Positive Feedback in the Economy

These two papers are pretty similar and are written by the same author, W. Brian Arthur: Positive Feedbacks in the Economy,

Competing Technologies, Increasing Returns, and Lock-In Historical Events. Both papers are from the late ’80s, and show that the idea of Network Effects dates back, although in these paperes it is discussed in terms of positive feedback. The paper mentions the example that Professor Easley gave of the classic Betamax versus VHS adoption, where it is argued that it is not superior technology that won out, and that the outcome was influenced by luck. In a sense, this also is symmetry breaking, as “Both systems were introduced about the same time and thus started with roughly equal market shares, but those shares fluctuated early on due to external circumstance, “luck” and other actions by companies manouvering for position.” The paper talks about two positive feedback loops which we have discussed as network effects,”the more people adopt a particular technology, the more it improves, and the more incentive there is for further adoption,” and, “increasing adoption makes it advantageous for newcomers to a field–who must exchange information or products with those already working in the field–to fall in with the standard.”

These papers also combine some of the earlier topics, such as graph theory and the importance of building ties, “…hi-tech products, unlike bulk goods, require specialized marketing and good relationships with customers. Increasing market share requires building a network of such ties; the more extensive this network the easier further increases become.”

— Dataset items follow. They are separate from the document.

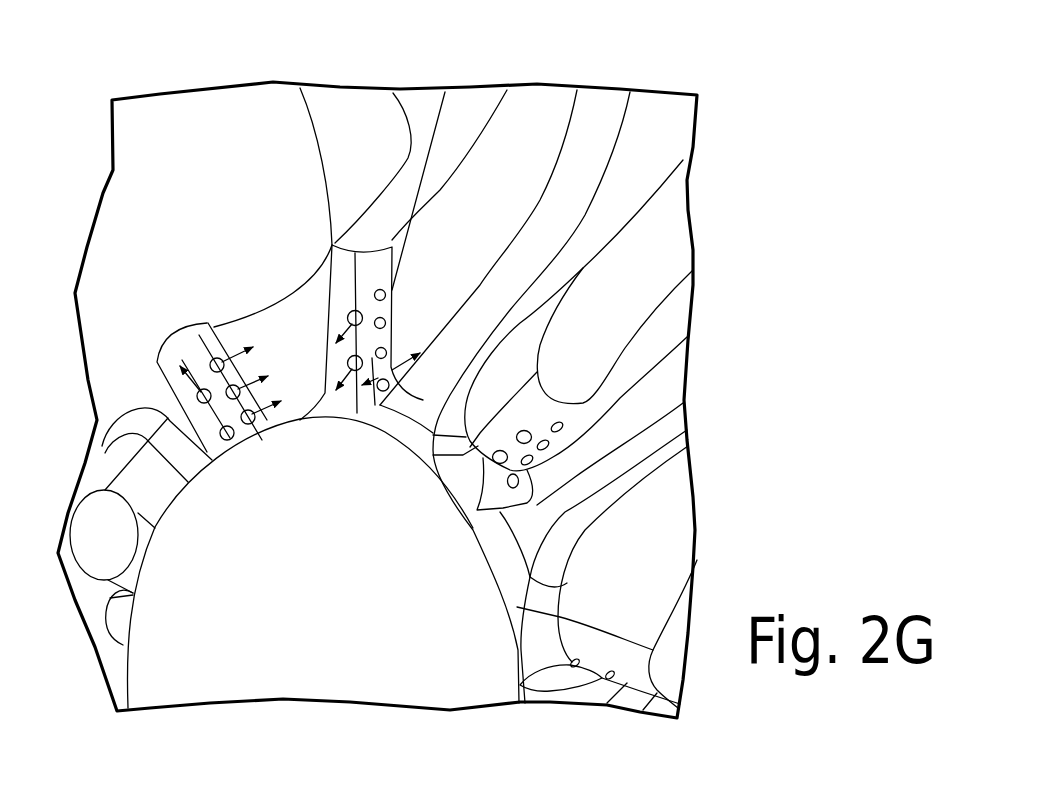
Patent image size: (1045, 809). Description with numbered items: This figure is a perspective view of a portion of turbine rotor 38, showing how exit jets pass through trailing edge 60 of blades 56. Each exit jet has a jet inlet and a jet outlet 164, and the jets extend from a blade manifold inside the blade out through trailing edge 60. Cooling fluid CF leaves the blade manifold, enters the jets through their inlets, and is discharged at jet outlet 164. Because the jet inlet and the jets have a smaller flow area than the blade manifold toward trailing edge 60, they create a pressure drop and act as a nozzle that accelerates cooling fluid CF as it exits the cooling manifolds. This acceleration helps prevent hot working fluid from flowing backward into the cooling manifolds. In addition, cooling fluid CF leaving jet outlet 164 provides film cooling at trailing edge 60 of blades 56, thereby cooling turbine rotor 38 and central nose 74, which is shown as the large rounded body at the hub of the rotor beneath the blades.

The turbine rotor 38 is at (758, 122).
The blades 56 is at (525, 130).
The trailing edge 60 is at (337, 240).
The central nose 74 is at (262, 655).
The jet outlet 164 is at (382, 289).
The cooling fluid CF is at (216, 326).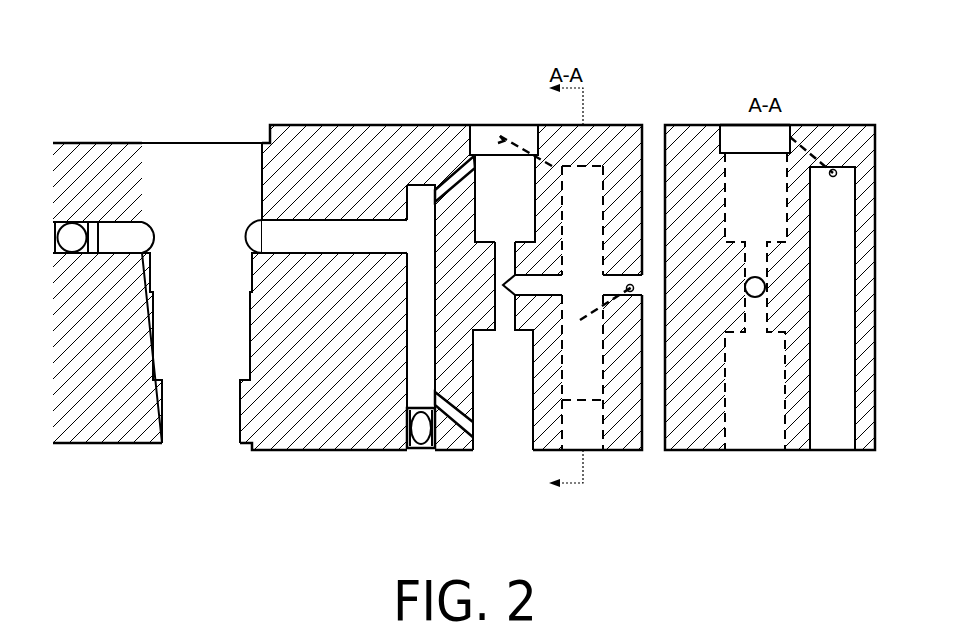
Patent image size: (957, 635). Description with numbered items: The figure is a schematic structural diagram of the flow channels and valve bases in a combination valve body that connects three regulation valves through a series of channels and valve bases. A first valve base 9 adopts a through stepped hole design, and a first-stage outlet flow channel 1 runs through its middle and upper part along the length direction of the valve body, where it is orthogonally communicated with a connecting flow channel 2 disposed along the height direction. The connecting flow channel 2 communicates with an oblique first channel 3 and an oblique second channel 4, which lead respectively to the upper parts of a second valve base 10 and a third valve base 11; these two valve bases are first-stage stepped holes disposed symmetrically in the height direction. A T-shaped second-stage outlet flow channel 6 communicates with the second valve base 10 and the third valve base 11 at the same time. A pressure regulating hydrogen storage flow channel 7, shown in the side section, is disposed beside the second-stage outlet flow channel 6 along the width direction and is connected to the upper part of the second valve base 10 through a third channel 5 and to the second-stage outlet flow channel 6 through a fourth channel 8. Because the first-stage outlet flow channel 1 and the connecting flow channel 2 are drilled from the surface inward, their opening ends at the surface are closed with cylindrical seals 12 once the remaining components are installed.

The first-stage outlet flow channel 1 is at (365, 237).
The connecting flow channel 2 is at (413, 202).
The first channel 3 is at (455, 183).
The second channel 4 is at (409, 432).
The third channel 5 is at (538, 158).
The second-stage outlet flow channel 6 is at (543, 287).
The pressure regulating hydrogen storage flow channel 7 is at (828, 207).
The fourth channel 8 is at (583, 314).
The first valve base 9 is at (198, 182).
The second valve base 10 is at (500, 175).
The third valve base 11 is at (489, 421).
The cylindrical seal 12 is at (78, 242).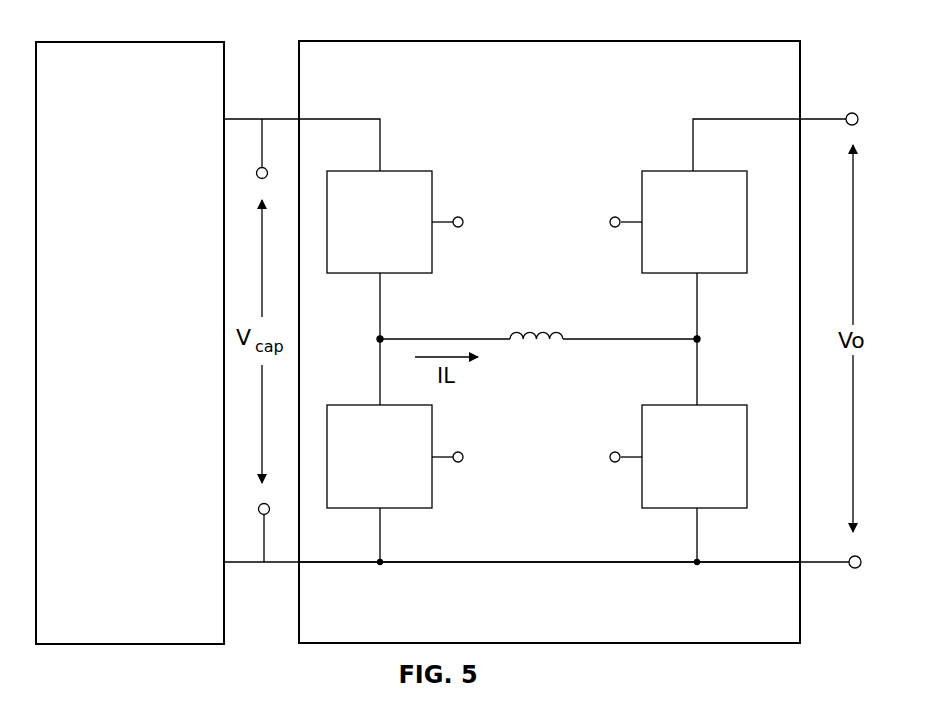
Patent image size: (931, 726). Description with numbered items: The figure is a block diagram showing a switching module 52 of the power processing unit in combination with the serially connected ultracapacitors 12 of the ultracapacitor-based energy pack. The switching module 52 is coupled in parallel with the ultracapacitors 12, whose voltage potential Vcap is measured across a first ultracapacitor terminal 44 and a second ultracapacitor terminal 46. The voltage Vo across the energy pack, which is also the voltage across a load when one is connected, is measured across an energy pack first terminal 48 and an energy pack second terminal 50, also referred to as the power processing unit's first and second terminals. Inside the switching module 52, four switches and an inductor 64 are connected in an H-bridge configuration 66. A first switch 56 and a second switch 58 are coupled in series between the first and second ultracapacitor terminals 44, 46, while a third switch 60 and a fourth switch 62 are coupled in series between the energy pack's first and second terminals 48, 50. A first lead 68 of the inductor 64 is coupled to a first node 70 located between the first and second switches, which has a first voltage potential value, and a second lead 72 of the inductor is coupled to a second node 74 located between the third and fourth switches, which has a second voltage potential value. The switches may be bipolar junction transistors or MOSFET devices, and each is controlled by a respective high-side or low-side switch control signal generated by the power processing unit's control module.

The ultracapacitors 12 is at (83, 41).
The switching module 52 is at (347, 40).
The first ultracapacitor terminal 44 is at (256, 173).
The second ultracapacitor terminal 46 is at (258, 509).
The energy pack first terminal 48 is at (853, 113).
The energy pack second terminal 50 is at (855, 568).
The first switch SW1 56 is at (375, 170).
The second switch SW2 58 is at (377, 404).
The third switch SW3 60 is at (691, 170).
The fourth switch SW4 62 is at (692, 404).
The inductor 64 is at (525, 327).
The H-bridge configuration 66 is at (540, 552).
The first lead 68 is at (448, 338).
The first node 70 is at (378, 338).
The second lead 72 is at (628, 338).
The second node 74 is at (699, 338).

Also interesting in the papers is seeing the nascence of this analysis and the quasi-prediction that it would become more common as technology develops, “If increasing-returns mechanisms are important, why have they been largely ignored until recently? Some would say that complicated products–high technology–for which increasing returns are so prevalent, are themselves a recent phenomen. This goes back to what was said in class that the very low marginal cost involved is also important to creating network effects, where distributing more units of already programmed software can be simplified to having no marginal cost.